Of course I wasn’t first. The idea of hypertext has been around since Vannevar Bush imagined the Memex, a sort of primitive microfilm-based web browser the size of a large desk, in 1945. The word hypertext was coined by Ted Nelson some time between 1963 and 1965. The first working hypertext system was demonstrated by in San Francisco in 1968.
Hypertextual fiction—stories that send you along forked reading paths—has been around at least since Julio Cortázar’s Hopscotch (1963), a book in many sections which can be read in one of several orders. So far as I remember (I don’t have it handy), it has to do with a guy in Argentina (or Paris?) who wants to sleep with somebody, or maybe he has slept with somebody, I forget. It’s possible that someone gets killed? My memories of the novel are all a jumble.

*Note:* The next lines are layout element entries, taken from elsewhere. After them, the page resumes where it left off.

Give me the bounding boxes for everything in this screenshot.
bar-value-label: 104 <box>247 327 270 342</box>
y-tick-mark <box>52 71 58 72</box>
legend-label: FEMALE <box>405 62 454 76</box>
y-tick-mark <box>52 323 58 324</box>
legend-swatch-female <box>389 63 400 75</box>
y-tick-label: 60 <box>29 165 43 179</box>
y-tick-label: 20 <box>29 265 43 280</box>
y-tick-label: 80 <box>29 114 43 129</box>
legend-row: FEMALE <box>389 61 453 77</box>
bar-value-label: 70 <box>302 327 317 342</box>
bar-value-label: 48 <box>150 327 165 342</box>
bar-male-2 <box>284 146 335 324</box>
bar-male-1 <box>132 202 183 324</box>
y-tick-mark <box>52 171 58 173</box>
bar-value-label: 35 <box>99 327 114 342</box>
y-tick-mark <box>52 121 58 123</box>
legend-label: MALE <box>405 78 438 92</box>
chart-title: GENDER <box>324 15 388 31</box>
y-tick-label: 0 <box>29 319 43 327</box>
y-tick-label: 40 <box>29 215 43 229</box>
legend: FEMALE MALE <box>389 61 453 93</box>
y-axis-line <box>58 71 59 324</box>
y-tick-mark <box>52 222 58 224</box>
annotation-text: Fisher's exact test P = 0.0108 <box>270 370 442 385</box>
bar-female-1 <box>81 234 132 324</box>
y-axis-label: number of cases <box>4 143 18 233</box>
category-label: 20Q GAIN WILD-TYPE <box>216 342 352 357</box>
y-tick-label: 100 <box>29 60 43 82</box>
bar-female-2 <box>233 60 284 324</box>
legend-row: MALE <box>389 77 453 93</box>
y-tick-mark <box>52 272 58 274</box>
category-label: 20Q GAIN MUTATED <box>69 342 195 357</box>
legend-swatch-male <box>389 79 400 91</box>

To my mind, the most significant non-linear but still book-bound fiction is Jacques Roubaud’s The Great Fire of London: A Story with Interpolations and Bifurcations (1989). It tells two stories: one is about Roubaud’s failure to write a novel, also called The Great Fire of London, and the other is about the death of his young wife Alix and its awful aftermath. The story makes excursions into Provençal prosody and mathematics and jelly-making, and if the World Wide Web had existed when Roubaud was writing it, hypertext fiction would already have its masterpiece. As it is, The Great Fire of London poses a problem for the historian of hypertext which isn’t entirely unlike the problem Homer posed for Dante: theologically inadmissible into Heaven, but morally un-consignable to Hell, he gets a castle on Hell’s periphery, from which, with enormous majesty, he overlooks (or something) the damned.
Then you have the whole raft of Choose Your Own Adventure books, about which I have already said everything I have to say.
The first computer-based hypertext fictions appeared in the late 1980s and early 90s: Michael Joyce’s Afternoon, Stuart Moulthrop’s Victory Garden, and Shelley Jackson’s Patchwork Girl, all of which share the disadvantage of having been written with a software tool called StorySpace, which had almost no visual-design capability, and encouraged writers to break their fictions into index-card-sized chunks, as if hypertext were incompatible with sustained narrative, which it’s not, as Cortázar and Roubaud had already shown.
Of more interest (to me, anyway) is Geoff Ryman’s 253 (1996), a novel set in the London Tube, and written in 253 sections: one for each of the 252 passengers on a Bakerloo Line train, and one for the driver. Each section is 253 words long, “so that the illusion of an orderly universe can be maintained,” Ryman writes, but one lovely thing about his novel is how disorderly everything is: the characters are all drunk, hung over, horny, mad, unwashed, dying. The plot is literally a train wreck. The stories cross-connect with humor and sadness. (And here mourning enters the picture again: Ryman was apparently moved to write 253 by the death of a friend, of AIDS. Could it be that the forking paths of hypertext are also somehow the ramifications of grief?)
There is another strand to this history, which developed in parallel to hypertext fiction, but mostly apart from it: the text-based games which are now called interactive fiction. The first of them was Will Crowther and Don Woods’s Adventure (1974-77), a version of which plays no small part in my own story, and which I will have more about to say about elsewhere. Then you get Dave Lebling and Marc Blank’s Zork (1977-1979), which upgraded Crowther’s Colossal Cave to a Great Underground Empire. Zork begat many great games (Enchanter, Spellbound, Planetfall, The Hitchhiker’s Guide to the Galaxy: “you can’t drop the no tea!”) in the early and mid-1980s, then the commercial market for text-based games dried up, because graphics-based games had become so much more compelling. Interactive fiction returned in the late 1990s as a non-commercial form, and you got some really interesting games: Michael Gentry’s Cthulhuoid Anchorhead and Adam Cadre’s Photopia (both 1998), Emily Short’s Galatea (2000). The tools required to write an interactive fiction are free and fairly easy to learn, so it seems likely that people will keep writing text-based adventures for at least a while, even if, like poets, they are now mainly writing them for other text-adventure-game authors.
All of which is to say that I am not the first person to try something like this. I am following in all kinds of footsteps; in some places my shoes are so small and the other footprints are so big, historians probably won’t be able to tell I was here at all. I’m like Charlie Brown, who in one Peanuts cartoon admits to Lucy that he wants to be the seventeenth man on the moon. So why is it that I feel, not even like an astronaut, but like Laika the Russian space dog, howling at the earth from a great height?